Foi-se a nossa Solange Bocchino. Um exemplo de resiliência. Sempre teve problemas de visão, até perdê-la completamente. Isso não a frustrou. Aprendeu a ler Braille e passou a ser acompanhada por um cão-guia, que viajou com ela por várias partes do planeta, sobretudo os Estados Unidos. Qual o destino desse amigo fiel, agora que ela partiu?
Solange era uma pessoa expansiva, muito alegre e bem-humorada. Pertencia a uma das famílias mais tradicionais de Jundiaí. Seus pais eram Dinah e Dario Bocchino. Era irmã de Sérgio, que a antecedeu e morreu precocemente, levando para o etéreo sua irreverência.
Os Bocchino eram pessoas importantes na cidade. O casal Luiz Bocchino produziu uma prole operosa e de relevo para a Jundiaí do século passado. O primogênito, Generoso Mário Bocchino, era uma pessoa sensata, serena, tranquila e competente. Frequentei muito a bela residência do casal, a mansão senhorial que fora sede do Tênis Clube de Jundiaí. Situava-se na esquina da Rangel Pestana com a rua da Padroeira.
Ali reinava D. Mary Lopes de Oliveira Bocchino, que, por coincidência, herdara a qualidade que o marido tinha no prenome: era a generosidade em pessoa. Três filhos: o arquiteto Mário Augusto, Anna Maria e Maria de Lourdes, a Údi, que também já foi chamada para a eternidade.
Como colega de classe do Mário Augusto no Divino Salvador, muitas vezes participei dos almoços dos Bocchino e ficava impressionado com aquele caramanchão coberto de glicínias, uma trepadeira oriunda da China, que produz cachos entre azul e roxo e exalam perfume. O nome científico é Wisteria, um género botânico pertencente à família Fabaceae. São lianas conhecidas popularmente por glicínias. Nunca vi outras, em nossa cidade, que florescessem tanto como a dos Bocchino.
Foi o Seu Mário Bocchino que cuidou da minha declaração de IR, assim que tive de começar a prestar contas para a Receita Federal.

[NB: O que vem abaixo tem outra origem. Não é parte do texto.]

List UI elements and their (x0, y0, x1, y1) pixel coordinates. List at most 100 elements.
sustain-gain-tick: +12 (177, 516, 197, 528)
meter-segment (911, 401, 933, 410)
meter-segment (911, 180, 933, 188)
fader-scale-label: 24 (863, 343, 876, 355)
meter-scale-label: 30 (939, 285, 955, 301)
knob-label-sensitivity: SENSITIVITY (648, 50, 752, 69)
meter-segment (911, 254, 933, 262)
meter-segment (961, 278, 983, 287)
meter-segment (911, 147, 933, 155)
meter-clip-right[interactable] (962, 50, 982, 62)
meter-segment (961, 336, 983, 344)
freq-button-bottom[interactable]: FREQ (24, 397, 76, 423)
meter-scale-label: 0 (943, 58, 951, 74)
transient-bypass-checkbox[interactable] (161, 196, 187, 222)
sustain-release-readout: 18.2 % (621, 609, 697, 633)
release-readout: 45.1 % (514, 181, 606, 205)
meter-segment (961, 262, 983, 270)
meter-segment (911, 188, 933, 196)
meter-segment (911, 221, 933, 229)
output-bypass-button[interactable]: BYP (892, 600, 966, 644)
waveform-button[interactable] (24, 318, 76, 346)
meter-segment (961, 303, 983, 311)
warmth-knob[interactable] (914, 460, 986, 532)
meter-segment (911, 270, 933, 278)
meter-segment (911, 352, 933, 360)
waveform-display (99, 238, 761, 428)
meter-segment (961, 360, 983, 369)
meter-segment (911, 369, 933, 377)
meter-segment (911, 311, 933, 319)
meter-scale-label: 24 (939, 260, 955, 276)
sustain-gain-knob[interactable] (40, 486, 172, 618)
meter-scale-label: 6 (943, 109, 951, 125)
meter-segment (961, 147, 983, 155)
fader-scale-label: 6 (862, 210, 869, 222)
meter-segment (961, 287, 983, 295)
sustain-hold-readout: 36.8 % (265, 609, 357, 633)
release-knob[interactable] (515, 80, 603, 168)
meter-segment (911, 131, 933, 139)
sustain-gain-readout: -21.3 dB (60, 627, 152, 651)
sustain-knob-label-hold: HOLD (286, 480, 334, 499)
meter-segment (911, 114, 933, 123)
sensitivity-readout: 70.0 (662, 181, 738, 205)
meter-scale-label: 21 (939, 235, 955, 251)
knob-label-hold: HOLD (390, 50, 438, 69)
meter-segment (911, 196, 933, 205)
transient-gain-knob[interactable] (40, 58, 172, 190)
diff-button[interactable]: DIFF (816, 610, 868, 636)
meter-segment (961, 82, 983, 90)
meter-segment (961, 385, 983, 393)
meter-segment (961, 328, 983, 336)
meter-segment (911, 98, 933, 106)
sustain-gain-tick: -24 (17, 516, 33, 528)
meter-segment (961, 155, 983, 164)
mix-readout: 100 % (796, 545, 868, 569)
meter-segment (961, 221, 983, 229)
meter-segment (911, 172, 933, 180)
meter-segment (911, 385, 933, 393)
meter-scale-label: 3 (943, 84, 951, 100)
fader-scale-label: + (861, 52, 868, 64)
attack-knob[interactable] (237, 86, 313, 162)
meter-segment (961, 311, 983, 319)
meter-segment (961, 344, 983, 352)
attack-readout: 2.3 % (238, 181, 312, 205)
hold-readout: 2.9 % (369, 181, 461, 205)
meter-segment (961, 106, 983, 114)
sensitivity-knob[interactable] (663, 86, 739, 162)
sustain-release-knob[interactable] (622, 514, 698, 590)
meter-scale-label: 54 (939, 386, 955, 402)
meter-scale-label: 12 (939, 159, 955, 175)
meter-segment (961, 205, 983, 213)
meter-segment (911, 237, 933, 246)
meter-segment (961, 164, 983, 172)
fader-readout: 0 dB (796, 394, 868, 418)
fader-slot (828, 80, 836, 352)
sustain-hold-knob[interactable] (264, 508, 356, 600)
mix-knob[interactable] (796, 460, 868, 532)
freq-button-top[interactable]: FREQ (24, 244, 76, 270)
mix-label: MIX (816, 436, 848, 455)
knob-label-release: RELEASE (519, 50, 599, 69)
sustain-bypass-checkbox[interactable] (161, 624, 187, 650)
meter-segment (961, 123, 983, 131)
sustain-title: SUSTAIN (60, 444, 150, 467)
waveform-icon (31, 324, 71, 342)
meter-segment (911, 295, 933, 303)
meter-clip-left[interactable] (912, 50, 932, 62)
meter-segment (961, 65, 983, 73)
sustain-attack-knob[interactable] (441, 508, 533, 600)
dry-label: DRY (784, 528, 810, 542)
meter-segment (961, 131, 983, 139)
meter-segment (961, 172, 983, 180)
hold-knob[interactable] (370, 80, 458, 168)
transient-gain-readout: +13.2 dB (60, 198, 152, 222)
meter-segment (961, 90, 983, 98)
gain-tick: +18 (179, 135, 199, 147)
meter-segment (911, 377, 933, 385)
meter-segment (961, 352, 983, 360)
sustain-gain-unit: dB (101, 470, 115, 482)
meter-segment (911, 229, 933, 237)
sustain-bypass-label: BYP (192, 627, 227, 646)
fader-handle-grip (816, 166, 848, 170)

Os Bocchino construíram o primeiro prédio na Praça Governador Pedro de Toledo, com a “Galeria Bocchino”, uma novidade na década de sessenta do século passado.
Os outros irmãos eram Fausto, casado com Bianca De Vecchi e pai do Fábio, do Roberto e da Silvia. Luiz Alcebíades, casado com Lilah Caiubi e pai de várias filhas, uma das quais foi minha aluna, quando lecionei, a convite do Prof. Nassib Cury, na Escola Superior de Educação Física de Jundiaí e infelizmente já também falecida, a Laura Beatriz.
Alberto, o derradeiro dos Bocchino, não teve prole. E a única mulher era Iole, casada com o médico Luiz Toledo, família radicada em Ribeirão Preto. Três filhos homens. Um dos gêmeos, Carlos Alberto, o Caíto, ingressou no Ministério Público e trabalhou comigo em Barretos, minha primeira comarca na condição de Juiz, entre 1976 e 1979.
Gente muito boa os Bocchino. De primeiríssima qualidade. Eram tantos, restam tão poucos. Subsiste a Galeria Bocchino. Embora não caminhe mais pelo centro da cidade, tão transformado, nem sempre para melhor, desconheço a existência de outra galeria para receber comércio e serviços, algo que foi bem pioneiro à época.
Mas estas divagações surgiram ao tomar conhecimento da morte de Solange Bocchino, tão doce, tão paradigmática ao transmitir esse modelo de superação para a deficiência visual. Tão corajosa, tão amiga. Aos poucos, vamos perdendo nossas amizades, nossas referências, nossas mais caras riquezas afetivas. Viver bastante propicia esse encontro com a dor. Mas sofrer perdas, para muitas pessoas, ainda parece preferível a também morrer.